There is no such a gap observed anywhere in the world. Therefore, any ups and downs or even just an adjustment of monetary policy principles of the Bank of Russia are not acceptable. It may not even be optimal from the point of view of any abstract theoretical optimization model but risks of loss of confidence are higher.

Ruble is slightly underestimated
- I will not say that you have convinced me, but in any case, this is an argument for reflection. I have a technical question: since early 2018 approximately, the tie between the movement of oil prices and Ruble exchange rate has sharply weakened. Sometimes they move simply in antiphase. What happened?
— The first factor, at least in scale, is the budget rule. From February 2017, with a short break at the end of 2018 - beginning of 2019, the Ministry of Finance purchased currency in the market, replenishing the NWF. In less than two years, interventions exceeded Rb 6.2 trillion or more than $ 100 billion at the exchange rate valid in respective months. This is a rather serious autonomous factor in demand for currency contributing to Ruble devaluation. The opposite factor in the line of efforts is the investment of non-residents in the FLB market. They reduce the effect of the Ruble devaluation resulted from operations of the Ministry of Finance.

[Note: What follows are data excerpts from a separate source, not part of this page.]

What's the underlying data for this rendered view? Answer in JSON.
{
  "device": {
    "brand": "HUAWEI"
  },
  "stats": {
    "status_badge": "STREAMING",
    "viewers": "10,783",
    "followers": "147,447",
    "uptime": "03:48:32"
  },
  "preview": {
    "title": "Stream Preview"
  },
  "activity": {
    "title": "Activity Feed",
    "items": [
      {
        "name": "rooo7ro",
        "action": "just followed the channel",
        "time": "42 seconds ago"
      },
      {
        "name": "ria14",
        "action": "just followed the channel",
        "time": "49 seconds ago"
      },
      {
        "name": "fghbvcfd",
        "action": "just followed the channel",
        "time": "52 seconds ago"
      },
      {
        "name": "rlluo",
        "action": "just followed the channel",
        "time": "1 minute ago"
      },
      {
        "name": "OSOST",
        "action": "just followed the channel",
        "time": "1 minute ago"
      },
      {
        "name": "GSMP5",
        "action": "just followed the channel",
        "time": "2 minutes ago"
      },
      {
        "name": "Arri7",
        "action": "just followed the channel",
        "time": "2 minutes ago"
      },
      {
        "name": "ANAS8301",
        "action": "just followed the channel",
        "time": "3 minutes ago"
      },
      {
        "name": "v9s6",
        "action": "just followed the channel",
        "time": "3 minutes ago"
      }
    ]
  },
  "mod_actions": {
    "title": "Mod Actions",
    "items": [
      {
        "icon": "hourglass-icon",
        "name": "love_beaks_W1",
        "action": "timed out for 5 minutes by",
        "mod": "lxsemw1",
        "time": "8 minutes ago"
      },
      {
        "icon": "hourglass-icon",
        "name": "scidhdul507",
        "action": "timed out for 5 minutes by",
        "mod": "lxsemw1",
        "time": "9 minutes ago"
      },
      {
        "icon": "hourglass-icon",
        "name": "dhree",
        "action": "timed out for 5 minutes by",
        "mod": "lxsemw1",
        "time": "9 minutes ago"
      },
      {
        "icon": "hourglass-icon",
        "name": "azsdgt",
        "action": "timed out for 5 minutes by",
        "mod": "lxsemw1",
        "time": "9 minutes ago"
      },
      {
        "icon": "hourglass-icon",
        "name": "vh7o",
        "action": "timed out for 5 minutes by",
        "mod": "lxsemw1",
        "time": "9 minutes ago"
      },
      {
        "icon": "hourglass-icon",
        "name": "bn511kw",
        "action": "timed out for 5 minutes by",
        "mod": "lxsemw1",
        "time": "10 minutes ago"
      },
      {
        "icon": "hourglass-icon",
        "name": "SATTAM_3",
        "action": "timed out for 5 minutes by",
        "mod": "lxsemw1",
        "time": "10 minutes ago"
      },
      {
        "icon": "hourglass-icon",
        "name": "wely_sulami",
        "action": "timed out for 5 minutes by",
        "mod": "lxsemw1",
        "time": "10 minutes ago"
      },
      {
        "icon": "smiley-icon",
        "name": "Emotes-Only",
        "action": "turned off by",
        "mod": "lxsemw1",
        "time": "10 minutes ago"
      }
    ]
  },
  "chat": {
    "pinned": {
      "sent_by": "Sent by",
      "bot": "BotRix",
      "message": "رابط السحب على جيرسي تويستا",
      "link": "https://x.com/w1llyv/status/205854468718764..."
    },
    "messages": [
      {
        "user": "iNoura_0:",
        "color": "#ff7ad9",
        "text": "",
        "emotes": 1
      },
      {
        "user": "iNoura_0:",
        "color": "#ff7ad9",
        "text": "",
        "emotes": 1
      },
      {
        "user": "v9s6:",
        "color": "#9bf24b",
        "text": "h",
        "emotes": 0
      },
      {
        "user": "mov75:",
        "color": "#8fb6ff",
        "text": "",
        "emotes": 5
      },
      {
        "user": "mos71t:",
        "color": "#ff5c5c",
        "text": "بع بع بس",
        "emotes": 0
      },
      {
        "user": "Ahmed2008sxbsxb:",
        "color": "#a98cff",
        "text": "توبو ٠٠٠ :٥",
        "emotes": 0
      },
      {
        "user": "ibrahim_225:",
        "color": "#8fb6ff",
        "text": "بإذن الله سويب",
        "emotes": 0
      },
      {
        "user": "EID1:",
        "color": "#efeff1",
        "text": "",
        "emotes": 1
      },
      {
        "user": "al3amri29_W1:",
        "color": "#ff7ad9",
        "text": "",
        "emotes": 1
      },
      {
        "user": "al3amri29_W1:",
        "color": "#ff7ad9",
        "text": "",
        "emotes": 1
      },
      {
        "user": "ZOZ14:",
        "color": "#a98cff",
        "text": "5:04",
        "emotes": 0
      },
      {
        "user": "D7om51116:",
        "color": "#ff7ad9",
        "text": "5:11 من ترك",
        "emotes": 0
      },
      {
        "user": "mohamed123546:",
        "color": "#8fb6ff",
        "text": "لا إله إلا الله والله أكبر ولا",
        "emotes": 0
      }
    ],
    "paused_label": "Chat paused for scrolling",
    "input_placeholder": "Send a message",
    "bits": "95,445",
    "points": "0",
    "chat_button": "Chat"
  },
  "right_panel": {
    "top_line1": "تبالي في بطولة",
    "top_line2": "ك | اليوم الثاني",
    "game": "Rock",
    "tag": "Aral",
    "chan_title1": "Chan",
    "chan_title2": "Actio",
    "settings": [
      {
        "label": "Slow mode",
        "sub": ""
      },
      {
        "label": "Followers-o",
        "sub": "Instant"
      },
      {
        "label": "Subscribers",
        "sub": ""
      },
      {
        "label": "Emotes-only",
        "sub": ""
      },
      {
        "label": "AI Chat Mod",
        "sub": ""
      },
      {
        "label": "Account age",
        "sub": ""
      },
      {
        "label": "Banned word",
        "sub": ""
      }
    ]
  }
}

The third factor is sanctions. Information on new rounds of geopolitical tension, especially on targeted sanctions against Russian individuals and companies directly and strongly affects local foreign exchange market and exchange rate behavior.
- With regard to fundamental proportions, is Ruble undervalued or overvalued currently, in your opinion?
—- According to our estimates, the equilibrium rate today corresponds to Rb 59-60 per dollar. That is, the current rate is underestimated by 6-8%. This is not a lot. However, from the point of view of import demand, especially import of equipment and materials, an understated rate is a depressing factor for our industry.
- What is your forecast for oil prices?
— Taking into account a period of one or two years, we have a consensus with the forecast of the Ministry of Economic Development, i.e. $ 55-60 per barrel. Further, the forecast of the Ministry of Economic Development actually converges to the indexed cut-off price of the budget rule. However, we believe that oil prices in nominal terms on the horizon of at least five to seven years are likely to be higher than the budget project suggests. That is, there will be no $ 50 per barrel; rather, it is a range around $ 60–70 taking into account certain dollar inflation. This is the value that we have to start with making a forecast for the next five years.
— That is why, you also consider it safe and possible to slightly increase the cut-off price in the budget rule to $ 45 per barrel, do you?
- Yes. It is up to 45 so far and in a couple of years, maybe up to 50.